Demikian surat ini kami sampaikan untuk dipertimbangkan sebagaimana mestinya. Mohon maaf apabila ada kata-kata yang kurang berkenan di hati Saudara/i. Kami tak bermaksud mengeruhkan suasana. Menang atau kalah itu urusan kesekian, bahkan kami tak memikirkannya sama sekali. Satu hal yang penting bagi kami ialah pendidikan politik bagi kita semua. Semoga asas LUBERJURDIL/Langsung, Umum, Bebas, Rahasia, Jujur dan Adil dalam Pemilu bukan hanya jadi slogan, tapi pula kita nyatakan.

Setelah membaca kutipan butir-butir gugatan tersebut, sekarang perkenankanlah saya untuk menyampaikan pandangan pribadi mengenai hal ini.

  1. Pemilihan Umum, dimana pun itu berlangsung, tentu adalah perkara yang resmi. Itu artinya hal ini berbeda dengan berpacaran. Dalam urusan yang resmi, segala hal baik itu pemberitahuan, undangan, penetapan keputusan, dan sebagainya haruslah berbentuk surat yang dicap dan ditandatangani, tidak boleh hanya lewat pesan singkat ataupun telepon. Nah, bila dihubungkan dengan poin pertama pada surat gugatan tadi, nampaknya KPU REMA UPI mengganggap bahwa PEMILU REMA UPI tak lebih dari sekedar iseng, sehingga boleh mensosialisasikan segala sesuatunya hanya dengan pesan singkat atau telepon. Beruntung bila yang menerima pesan singkatnya adalah calon. Tapi bila tidak, ini bisa celaka. Dan akan lebih celaka lagi, bila pengirim pesan singkatnya adalah orang yang hanya mengatasnamakan pihak KPU REMA UPI dan yang menerima pun ternyata bukanlah sang calon, hal ini tentu akan jadi parodi.
  2. Ketika seseorang ditetapkan sebagai calon presiden dalam Pemilu REMA UPI, maka ia mesti menerima Surat Keputusan (SK). Hal ini penting agar ketika ia berkampanye, lalu orang-orang bertanya : dasar hukumnya apa sehingga Anda berani mengaku-ngaku sebagai calon?, ia tinggal menunjukkan SK tersebut.

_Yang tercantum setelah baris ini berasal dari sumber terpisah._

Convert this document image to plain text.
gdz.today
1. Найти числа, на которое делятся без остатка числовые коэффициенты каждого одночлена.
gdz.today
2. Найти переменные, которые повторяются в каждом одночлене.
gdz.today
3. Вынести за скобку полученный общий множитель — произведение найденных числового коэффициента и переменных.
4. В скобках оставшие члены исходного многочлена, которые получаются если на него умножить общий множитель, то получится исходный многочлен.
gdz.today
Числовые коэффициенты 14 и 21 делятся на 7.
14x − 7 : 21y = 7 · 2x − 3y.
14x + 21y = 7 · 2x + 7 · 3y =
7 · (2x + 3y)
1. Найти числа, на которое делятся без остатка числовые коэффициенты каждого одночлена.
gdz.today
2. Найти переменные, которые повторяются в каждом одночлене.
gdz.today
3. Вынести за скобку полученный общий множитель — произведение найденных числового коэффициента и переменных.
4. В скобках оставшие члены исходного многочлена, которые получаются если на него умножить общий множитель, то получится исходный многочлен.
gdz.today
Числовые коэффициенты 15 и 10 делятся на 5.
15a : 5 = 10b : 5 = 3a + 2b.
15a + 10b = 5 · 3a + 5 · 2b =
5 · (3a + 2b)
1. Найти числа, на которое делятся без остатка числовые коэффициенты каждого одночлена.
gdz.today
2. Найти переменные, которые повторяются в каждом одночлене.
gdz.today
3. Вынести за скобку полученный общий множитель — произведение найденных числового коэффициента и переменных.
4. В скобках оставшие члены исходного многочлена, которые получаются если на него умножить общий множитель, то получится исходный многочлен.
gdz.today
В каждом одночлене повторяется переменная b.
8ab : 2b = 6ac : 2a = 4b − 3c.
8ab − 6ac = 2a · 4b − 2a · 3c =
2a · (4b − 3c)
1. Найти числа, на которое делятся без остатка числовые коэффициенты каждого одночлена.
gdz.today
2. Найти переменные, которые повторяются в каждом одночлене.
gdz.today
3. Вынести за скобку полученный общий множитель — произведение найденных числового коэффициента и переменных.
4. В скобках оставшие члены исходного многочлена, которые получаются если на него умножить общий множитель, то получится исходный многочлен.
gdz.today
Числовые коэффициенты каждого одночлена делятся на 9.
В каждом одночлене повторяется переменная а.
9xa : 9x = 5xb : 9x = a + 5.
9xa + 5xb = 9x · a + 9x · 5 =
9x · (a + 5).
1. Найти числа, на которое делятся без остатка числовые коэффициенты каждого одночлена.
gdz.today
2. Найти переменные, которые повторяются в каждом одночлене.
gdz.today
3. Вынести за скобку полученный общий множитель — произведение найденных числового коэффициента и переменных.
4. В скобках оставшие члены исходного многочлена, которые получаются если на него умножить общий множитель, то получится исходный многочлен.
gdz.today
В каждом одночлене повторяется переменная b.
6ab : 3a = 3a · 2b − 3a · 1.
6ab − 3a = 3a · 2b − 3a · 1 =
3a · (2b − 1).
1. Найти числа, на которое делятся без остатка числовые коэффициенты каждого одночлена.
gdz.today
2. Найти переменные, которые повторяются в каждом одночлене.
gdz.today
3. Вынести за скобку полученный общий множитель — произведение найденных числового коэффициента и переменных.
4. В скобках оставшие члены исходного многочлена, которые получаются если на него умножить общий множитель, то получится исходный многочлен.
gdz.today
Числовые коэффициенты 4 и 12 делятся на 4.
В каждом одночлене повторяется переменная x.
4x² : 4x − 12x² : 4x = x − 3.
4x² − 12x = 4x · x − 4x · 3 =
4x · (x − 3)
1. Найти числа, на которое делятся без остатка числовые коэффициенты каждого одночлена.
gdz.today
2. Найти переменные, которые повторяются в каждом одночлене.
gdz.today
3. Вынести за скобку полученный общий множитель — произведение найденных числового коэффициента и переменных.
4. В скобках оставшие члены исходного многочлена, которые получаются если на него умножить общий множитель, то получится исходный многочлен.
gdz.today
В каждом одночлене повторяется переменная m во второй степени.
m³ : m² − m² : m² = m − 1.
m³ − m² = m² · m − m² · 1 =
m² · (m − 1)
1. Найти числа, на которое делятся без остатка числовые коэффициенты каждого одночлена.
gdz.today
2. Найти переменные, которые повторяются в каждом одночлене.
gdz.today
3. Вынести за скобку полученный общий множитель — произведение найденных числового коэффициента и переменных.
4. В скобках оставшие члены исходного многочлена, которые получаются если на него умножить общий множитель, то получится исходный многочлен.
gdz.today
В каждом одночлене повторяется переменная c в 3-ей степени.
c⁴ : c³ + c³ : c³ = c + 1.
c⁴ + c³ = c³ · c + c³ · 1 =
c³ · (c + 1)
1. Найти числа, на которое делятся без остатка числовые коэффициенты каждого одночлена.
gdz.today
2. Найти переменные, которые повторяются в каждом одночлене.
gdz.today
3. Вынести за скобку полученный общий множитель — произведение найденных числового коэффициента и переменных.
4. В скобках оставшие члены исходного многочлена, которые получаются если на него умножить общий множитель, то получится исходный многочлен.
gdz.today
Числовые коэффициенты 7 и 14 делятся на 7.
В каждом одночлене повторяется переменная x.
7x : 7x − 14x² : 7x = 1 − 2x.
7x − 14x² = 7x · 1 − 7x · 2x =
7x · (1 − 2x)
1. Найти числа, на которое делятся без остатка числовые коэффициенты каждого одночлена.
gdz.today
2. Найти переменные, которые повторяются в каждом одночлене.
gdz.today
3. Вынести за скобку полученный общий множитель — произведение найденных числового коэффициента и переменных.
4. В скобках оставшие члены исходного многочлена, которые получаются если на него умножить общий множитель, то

Sayangnya, KPU REMA UPI barangkali terlalu memiliki banyak urusan sehingga lupa memberikan SK, bahkan hingga saat ini. Sungguh sangat patut disesalkan.

  1. Setahu saya_berdasarkan keterangan dari orang-orang yang pernah menjabat sebagai anggota KPU REMA UPI, ketika seorang bakal calon dinyatakan lolos verifikasi dan ditetapkan sebagai calon, maka ia akan menerima SK (sebagaimana telah saya jelaskan), draf tim kampanye, fotokopi Undang-Undang Pemilu, serta yang terpenting : Jadwal Penyelenggaraan Pemilu.

Akan tetapi, seperti yang disampaikan oleh Yoga Prayoga dalam surat gugatannya, jadwal tersebut tak diberikan oleh pihak KPU REMA UPI pasca dirinya dinyatakan lolos verifikasi.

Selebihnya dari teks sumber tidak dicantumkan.